Furthermore, merely seeing his examination or comparing it with others would not allow plaintiff to expose errors or discern his abilities. These procedural rights would be virtually meaningless unless plaintiff also was able to confront the bar examiners and obtain from them explanations of their grades.*fn13 Several hundred applicants fail the Illinois Bar Examination annually. Requiring an explanation for each of these applicants would place an intolerable burden upon the bar examiners. It also would place at an unfair disadvantage those applicants who were taking the exam for the first time.

As plaintiff notes, several state courts have determined, either by rule or decision, that a failing applicant should be afforded the procedures which he seeks. See, e.g., Application of Peterson, 459 P.2d 703 (Alaska 1969). These determination, however, were made in the exercise of the courts' supervisory powers. It is axiomatic that the Fourteenth Amendment does not necessarily require those same procedural safeguards which a legislature or court may consider desirable as a matter of policy.

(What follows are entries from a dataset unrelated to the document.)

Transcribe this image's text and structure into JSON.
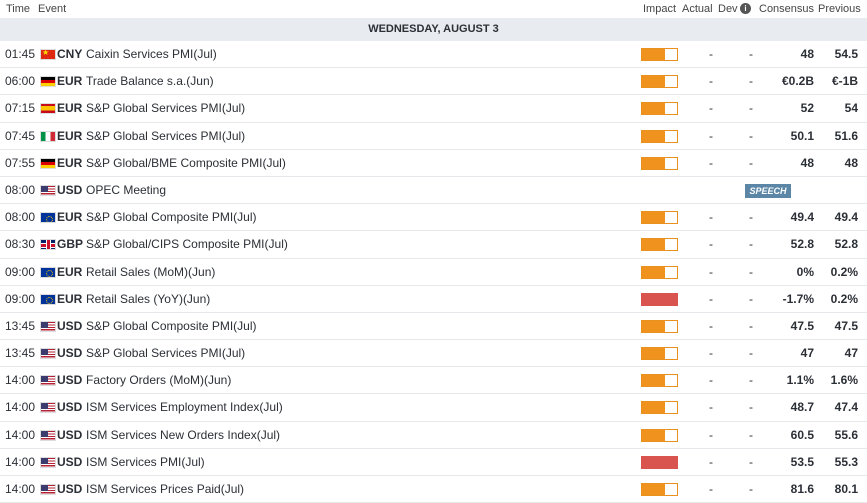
{
  "header": {
    "time": "Time",
    "event": "Event",
    "impact": "Impact",
    "actual": "Actual",
    "dev": "Dev",
    "info_icon": "info-icon",
    "info_glyph": "i",
    "consensus": "Consensus",
    "previous": "Previous"
  },
  "day_label": "WEDNESDAY, AUGUST 3",
  "colors": {
    "impact_medium": "#f0921e",
    "impact_high": "#d9534f",
    "speech_badge": "#5b86a6"
  },
  "rows": [
    {
      "time": "01:45",
      "flag": "cny",
      "currency": "CNY",
      "event": "Caixin Services PMI(Jul)",
      "impact": "medium",
      "impact_level": 0.67,
      "actual": "-",
      "dev": "-",
      "consensus": "48",
      "previous": "54.5"
    },
    {
      "time": "06:00",
      "flag": "de",
      "currency": "EUR",
      "event": "Trade Balance s.a.(Jun)",
      "impact": "medium",
      "impact_level": 0.67,
      "actual": "-",
      "dev": "-",
      "consensus": "€0.2B",
      "previous": "€-1B"
    },
    {
      "time": "07:15",
      "flag": "es",
      "currency": "EUR",
      "event": "S&P Global Services PMI(Jul)",
      "impact": "medium",
      "impact_level": 0.67,
      "actual": "-",
      "dev": "-",
      "consensus": "52",
      "previous": "54"
    },
    {
      "time": "07:45",
      "flag": "it",
      "currency": "EUR",
      "event": "S&P Global Services PMI(Jul)",
      "impact": "medium",
      "impact_level": 0.67,
      "actual": "-",
      "dev": "-",
      "consensus": "50.1",
      "previous": "51.6"
    },
    {
      "time": "07:55",
      "flag": "de",
      "currency": "EUR",
      "event": "S&P Global/BME Composite PMI(Jul)",
      "impact": "medium",
      "impact_level": 0.67,
      "actual": "-",
      "dev": "-",
      "consensus": "48",
      "previous": "48"
    },
    {
      "time": "08:00",
      "flag": "us",
      "currency": "USD",
      "event": "OPEC Meeting",
      "impact": "none",
      "impact_level": 0,
      "badge": "SPEECH",
      "actual": "",
      "dev": "",
      "consensus": "",
      "previous": ""
    },
    {
      "time": "08:00",
      "flag": "eu",
      "currency": "EUR",
      "event": "S&P Global Composite PMI(Jul)",
      "impact": "medium",
      "impact_level": 0.67,
      "actual": "-",
      "dev": "-",
      "consensus": "49.4",
      "previous": "49.4"
    },
    {
      "time": "08:30",
      "flag": "gb",
      "currency": "GBP",
      "event": "S&P Global/CIPS Composite PMI(Jul)",
      "impact": "medium",
      "impact_level": 0.67,
      "actual": "-",
      "dev": "-",
      "consensus": "52.8",
      "previous": "52.8"
    },
    {
      "time": "09:00",
      "flag": "eu",
      "currency": "EUR",
      "event": "Retail Sales (MoM)(Jun)",
      "impact": "medium",
      "impact_level": 0.67,
      "actual": "-",
      "dev": "-",
      "consensus": "0%",
      "previous": "0.2%"
    },
    {
      "time": "09:00",
      "flag": "eu",
      "currency": "EUR",
      "event": "Retail Sales (YoY)(Jun)",
      "impact": "high",
      "impact_level": 1,
      "actual": "-",
      "dev": "-",
      "consensus": "-1.7%",
      "previous": "0.2%"
    },
    {
      "time": "13:45",
      "flag": "us",
      "currency": "USD",
      "event": "S&P Global Composite PMI(Jul)",
      "impact": "medium",
      "impact_level": 0.67,
      "actual": "-",
      "dev": "-",
      "consensus": "47.5",
      "previous": "47.5"
    },
    {
      "time": "13:45",
      "flag": "us",
      "currency": "USD",
      "event": "S&P Global Services PMI(Jul)",
      "impact": "medium",
      "impact_level": 0.67,
      "actual": "-",
      "dev": "-",
      "consensus": "47",
      "previous": "47"
    },
    {
      "time": "14:00",
      "flag": "us",
      "currency": "USD",
      "event": "Factory Orders (MoM)(Jun)",
      "impact": "medium",
      "impact_level": 0.67,
      "actual": "-",
      "dev": "-",
      "consensus": "1.1%",
      "previous": "1.6%"
    },
    {
      "time": "14:00",
      "flag": "us",
      "currency": "USD",
      "event": "ISM Services Employment Index(Jul)",
      "impact": "medium",
      "impact_level": 0.67,
      "actual": "-",
      "dev": "-",
      "consensus": "48.7",
      "previous": "47.4"
    },
    {
      "time": "14:00",
      "flag": "us",
      "currency": "USD",
      "event": "ISM Services New Orders Index(Jul)",
      "impact": "medium",
      "impact_level": 0.67,
      "actual": "-",
      "dev": "-",
      "consensus": "60.5",
      "previous": "55.6"
    },
    {
      "time": "14:00",
      "flag": "us",
      "currency": "USD",
      "event": "ISM Services PMI(Jul)",
      "impact": "high",
      "impact_level": 1,
      "actual": "-",
      "dev": "-",
      "consensus": "53.5",
      "previous": "55.3"
    },
    {
      "time": "14:00",
      "flag": "us",
      "currency": "USD",
      "event": "ISM Services Prices Paid(Jul)",
      "impact": "medium",
      "impact_level": 0.67,
      "actual": "-",
      "dev": "-",
      "consensus": "81.6",
      "previous": "80.1"
    }
  ]
}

Plaintiff has raised two other contentions. The first, which apparently was never considered by the district court, is that defendants violated Article I, ยง 12 of the Illinois Constitution.*fn14 As plaintiff recognizes, this purely state claim is pendent to his federal claims. Since we have concluded that the district court properly dismissed all of these claims, it was within the court's discretion to refuse consideration of the state claim. See United Mine Workers v. Gibbs, 383 U.S. 715, 16 L. Ed. 2d 218, 86 S. Ct. 1130.*fn15

Second, plaintiff contends that the district court should have entered a default judgment against defendants because their pleading in response to his complaint was filed three days late. In Duling v. Markun, 231 F.2d 833, 836 (7th Cir. 1956), cert. denied, 352 U.S. 870, 1 L. Ed. 2d 76, 77 S. Ct. 96, this court stated that, whether a default judgment should be entered, is "a matter resting in the sound discretion of the trial judge." We find no abuse of that discretion.